Researchers led by Andrey Rzhetsky of the University of Chicago scoured the insurance claims of roughly one third of the U.S. population looking for incidences of ASD. They compared those rates, county by county across the country, with the rate of birth defects in the reproductive systems of baby boys. The idea was that the birth malformations would indicate whether the parents had been exposed to environmental toxins like pesticides.

Sure enough, regions with higher rates of congenital malformations also had higher rates of ASD. For every 1% increase in birth defects there was a 283% higher incidence of ASD. This suggests that whatever is causing the increase in birth defects is also causing ASD.

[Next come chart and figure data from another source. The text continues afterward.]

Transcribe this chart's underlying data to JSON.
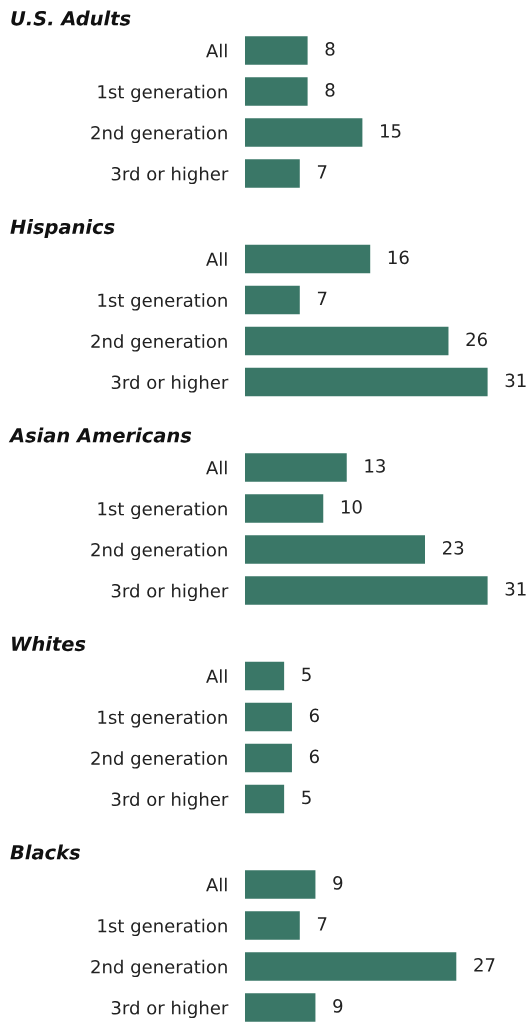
{
  "chart_data": [
    {
      "type": "bar",
      "orientation": "horizontal",
      "title": "U.S. Adults",
      "categories": [
        "All",
        "1st generation",
        "2nd generation",
        "3rd or higher"
      ],
      "values": [
        8,
        8,
        15,
        7
      ],
      "color": "#3a7767",
      "data_labels": true
    },
    {
      "type": "bar",
      "orientation": "horizontal",
      "title": "Hispanics",
      "categories": [
        "All",
        "1st generation",
        "2nd generation",
        "3rd or higher"
      ],
      "values": [
        16,
        7,
        26,
        31
      ],
      "color": "#3a7767",
      "data_labels": true
    },
    {
      "type": "bar",
      "orientation": "horizontal",
      "title": "Asian Americans",
      "categories": [
        "All",
        "1st generation",
        "2nd generation",
        "3rd or higher"
      ],
      "values": [
        13,
        10,
        23,
        31
      ],
      "color": "#3a7767",
      "data_labels": true
    },
    {
      "type": "bar",
      "orientation": "horizontal",
      "title": "Whites",
      "categories": [
        "All",
        "1st generation",
        "2nd generation",
        "3rd or higher"
      ],
      "values": [
        5,
        6,
        6,
        5
      ],
      "color": "#3a7767",
      "data_labels": true
    },
    {
      "type": "bar",
      "orientation": "horizontal",
      "title": "Blacks",
      "categories": [
        "All",
        "1st generation",
        "2nd generation",
        "3rd or higher"
      ],
      "values": [
        9,
        7,
        27,
        9
      ],
      "color": "#3a7767",
      "data_labels": true
    }
  ]
}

To be clear, this is no more than an association. We don’t know for sure that environmental toxins are responsible for causing ASD, let alone which toxins. It is interesting that the male genetic structures form in the fetus at about the same time as neurons appear within the developing brain. Thus, exposure at that time could affect both or either developing organs.

If there is a an environmental factor causing ASD, it is felt prenatally, and perhaps even before conception (if the parents' germ cells were affected). By the time the baby is born, the damage has already been done.

Rzhetsky, A., Bagley, S., Wang, K., Lyttle, C., Cook, E., Altman, R., & Gibbons, R. (2014). Environmental and State-Level Regulatory Factors Affect the Incidence of Autism and Intellectual Disability PLoS Computational Biology, 10 (3) DOI: 10.1371/journal.pcbi.1003518.